6 Things You Can Totally Steal From Your Roommate
Whenever you want to take your roommate’s stuff, it’s always key to abide by these principles, otherwise you’ll be caught. And trust me, the LAST thing you want is bad blood with someone you live with.
Let’s be real, you already do this.
2) Peanut Butter
I know it’s their peanut butter, but what are they gonna do if you take 1 or 2 or 13 scoops of peanut butter. And if you’re gonna take peanut butter, take JIF. Don’t steal store brand peanut butter like a bum.
3) Body Wash
If you go to Maryland, let’s be honest, your feet probably smell like Big Foot’s gooch. Fix this by pouring your roommate’s body wash all over the shower floor. Coat a layer of soap all over the floor and don’t stop until it’s completely covered. Your feet will be clean, and, best of all, your roommate won’t have a clue!
4) Drugs, alcohol, and Cereal
I grouped these things together because let’s be honest, they’re all addicting. Chances are, your roommate takes A LOT of medications, aka pills on pills. They don’t need all of that. Most students will just take Adderall from their roommate.
Break away from the pact! Be different!
I grab whatever I can get my hands on: pills and capsules of all different colors and sizes. Just like when eating Starbusts, I don’t discriminate. I’m lookin at you, yellow starbursts.
If you wanna take some cash from your roommate, who cares?
You’re not a criminal if you borrow $50 from your roommate’s wallet; you’ll give it back. You’re not a murderer geez.

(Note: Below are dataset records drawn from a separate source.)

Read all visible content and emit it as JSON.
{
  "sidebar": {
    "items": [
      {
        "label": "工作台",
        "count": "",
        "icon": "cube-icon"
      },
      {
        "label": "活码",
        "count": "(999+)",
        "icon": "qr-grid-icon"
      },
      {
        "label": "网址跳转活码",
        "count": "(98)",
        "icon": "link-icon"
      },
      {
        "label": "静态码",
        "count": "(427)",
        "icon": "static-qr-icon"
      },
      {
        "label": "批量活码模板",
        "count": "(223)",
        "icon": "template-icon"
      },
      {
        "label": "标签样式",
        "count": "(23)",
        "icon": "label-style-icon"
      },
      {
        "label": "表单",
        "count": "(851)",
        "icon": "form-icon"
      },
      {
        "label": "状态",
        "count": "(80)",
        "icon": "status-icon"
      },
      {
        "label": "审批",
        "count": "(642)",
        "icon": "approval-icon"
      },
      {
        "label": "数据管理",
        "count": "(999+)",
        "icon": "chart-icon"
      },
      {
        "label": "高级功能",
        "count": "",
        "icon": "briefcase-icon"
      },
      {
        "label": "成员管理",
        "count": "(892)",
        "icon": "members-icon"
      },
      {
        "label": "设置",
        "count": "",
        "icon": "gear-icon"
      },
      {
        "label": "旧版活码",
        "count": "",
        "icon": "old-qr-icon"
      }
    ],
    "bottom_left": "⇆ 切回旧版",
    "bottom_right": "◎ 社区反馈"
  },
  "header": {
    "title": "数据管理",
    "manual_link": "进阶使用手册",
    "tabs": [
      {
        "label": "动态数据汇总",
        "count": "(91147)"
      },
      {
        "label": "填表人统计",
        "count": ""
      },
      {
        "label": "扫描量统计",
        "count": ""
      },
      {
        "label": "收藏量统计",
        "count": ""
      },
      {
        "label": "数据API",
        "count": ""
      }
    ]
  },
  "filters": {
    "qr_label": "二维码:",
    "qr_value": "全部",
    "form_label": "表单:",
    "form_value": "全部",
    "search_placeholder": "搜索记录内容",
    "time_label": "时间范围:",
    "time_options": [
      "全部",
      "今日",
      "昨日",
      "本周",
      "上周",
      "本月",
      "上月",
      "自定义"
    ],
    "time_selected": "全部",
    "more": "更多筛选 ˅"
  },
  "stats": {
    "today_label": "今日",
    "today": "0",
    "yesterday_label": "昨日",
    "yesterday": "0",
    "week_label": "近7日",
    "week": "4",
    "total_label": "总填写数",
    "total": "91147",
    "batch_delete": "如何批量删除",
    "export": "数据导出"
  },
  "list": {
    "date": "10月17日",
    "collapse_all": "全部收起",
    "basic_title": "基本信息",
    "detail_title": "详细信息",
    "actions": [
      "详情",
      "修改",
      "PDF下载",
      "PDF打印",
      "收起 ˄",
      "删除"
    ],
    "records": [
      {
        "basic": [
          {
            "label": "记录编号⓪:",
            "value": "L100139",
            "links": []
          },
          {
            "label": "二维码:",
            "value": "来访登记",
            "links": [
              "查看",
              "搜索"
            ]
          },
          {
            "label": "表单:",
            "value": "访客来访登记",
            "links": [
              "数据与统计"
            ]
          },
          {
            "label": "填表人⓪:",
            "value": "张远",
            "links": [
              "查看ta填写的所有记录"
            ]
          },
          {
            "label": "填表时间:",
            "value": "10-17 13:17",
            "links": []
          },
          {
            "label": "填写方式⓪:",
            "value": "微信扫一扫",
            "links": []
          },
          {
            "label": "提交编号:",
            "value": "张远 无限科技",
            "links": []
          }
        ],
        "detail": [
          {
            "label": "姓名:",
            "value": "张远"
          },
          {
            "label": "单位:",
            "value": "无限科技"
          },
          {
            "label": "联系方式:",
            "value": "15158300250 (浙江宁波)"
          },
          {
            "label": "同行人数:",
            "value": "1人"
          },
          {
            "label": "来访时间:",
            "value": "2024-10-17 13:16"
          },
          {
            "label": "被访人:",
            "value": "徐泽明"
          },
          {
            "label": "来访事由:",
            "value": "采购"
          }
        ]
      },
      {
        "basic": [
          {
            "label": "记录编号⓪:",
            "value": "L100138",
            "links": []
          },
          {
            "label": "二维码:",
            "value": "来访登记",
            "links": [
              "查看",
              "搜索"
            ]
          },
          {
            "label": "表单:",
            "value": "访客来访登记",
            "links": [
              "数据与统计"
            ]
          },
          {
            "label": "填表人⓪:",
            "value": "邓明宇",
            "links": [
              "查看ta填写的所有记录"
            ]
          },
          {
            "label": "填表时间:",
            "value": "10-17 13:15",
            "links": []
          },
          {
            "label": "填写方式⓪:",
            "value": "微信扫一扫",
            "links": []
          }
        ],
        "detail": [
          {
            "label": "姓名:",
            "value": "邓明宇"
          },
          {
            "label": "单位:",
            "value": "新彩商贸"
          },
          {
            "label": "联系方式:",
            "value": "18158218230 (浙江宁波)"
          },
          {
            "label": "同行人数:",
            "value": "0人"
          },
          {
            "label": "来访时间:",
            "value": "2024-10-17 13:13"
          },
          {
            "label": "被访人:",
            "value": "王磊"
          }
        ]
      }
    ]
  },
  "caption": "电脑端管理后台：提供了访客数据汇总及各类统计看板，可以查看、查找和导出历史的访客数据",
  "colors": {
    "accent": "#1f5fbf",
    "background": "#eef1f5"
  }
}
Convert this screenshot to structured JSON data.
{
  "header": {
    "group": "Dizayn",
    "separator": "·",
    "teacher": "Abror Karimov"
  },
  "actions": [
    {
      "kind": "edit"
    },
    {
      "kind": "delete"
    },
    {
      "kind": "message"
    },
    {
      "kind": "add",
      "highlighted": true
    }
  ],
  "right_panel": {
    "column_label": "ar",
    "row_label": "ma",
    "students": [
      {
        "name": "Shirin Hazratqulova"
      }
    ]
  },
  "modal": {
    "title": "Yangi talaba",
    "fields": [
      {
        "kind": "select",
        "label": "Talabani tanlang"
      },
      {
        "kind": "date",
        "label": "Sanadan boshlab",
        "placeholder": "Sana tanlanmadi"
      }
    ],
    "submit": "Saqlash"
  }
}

If you feel a little hesitant about following through on any of these tasks, just remember: You miss 100% of the shots you don’t take.
6) Their Life
If your roommate has ever let you borrow their car, I’m sure they’ll be totally cool with you buying them gas. Remember the $50 you borrowed from their wallet? You’ll need that. Fill up their gas tank and then fill up a large Fiji water bottle with gasoline. Technically, you can use any water bottle, but it works best with a Fiji water bottle
Gently drizzle the gasoline all over your roommate’s room while they sleep. Avoid pouring it on their eyes for sensitivity purposes.
Then, remember that lighter you’ve been borrowing? After this easy stunt, that’s your lighter now.
If they freak out, they’re overreacting. And plus, they’ll never know it was you.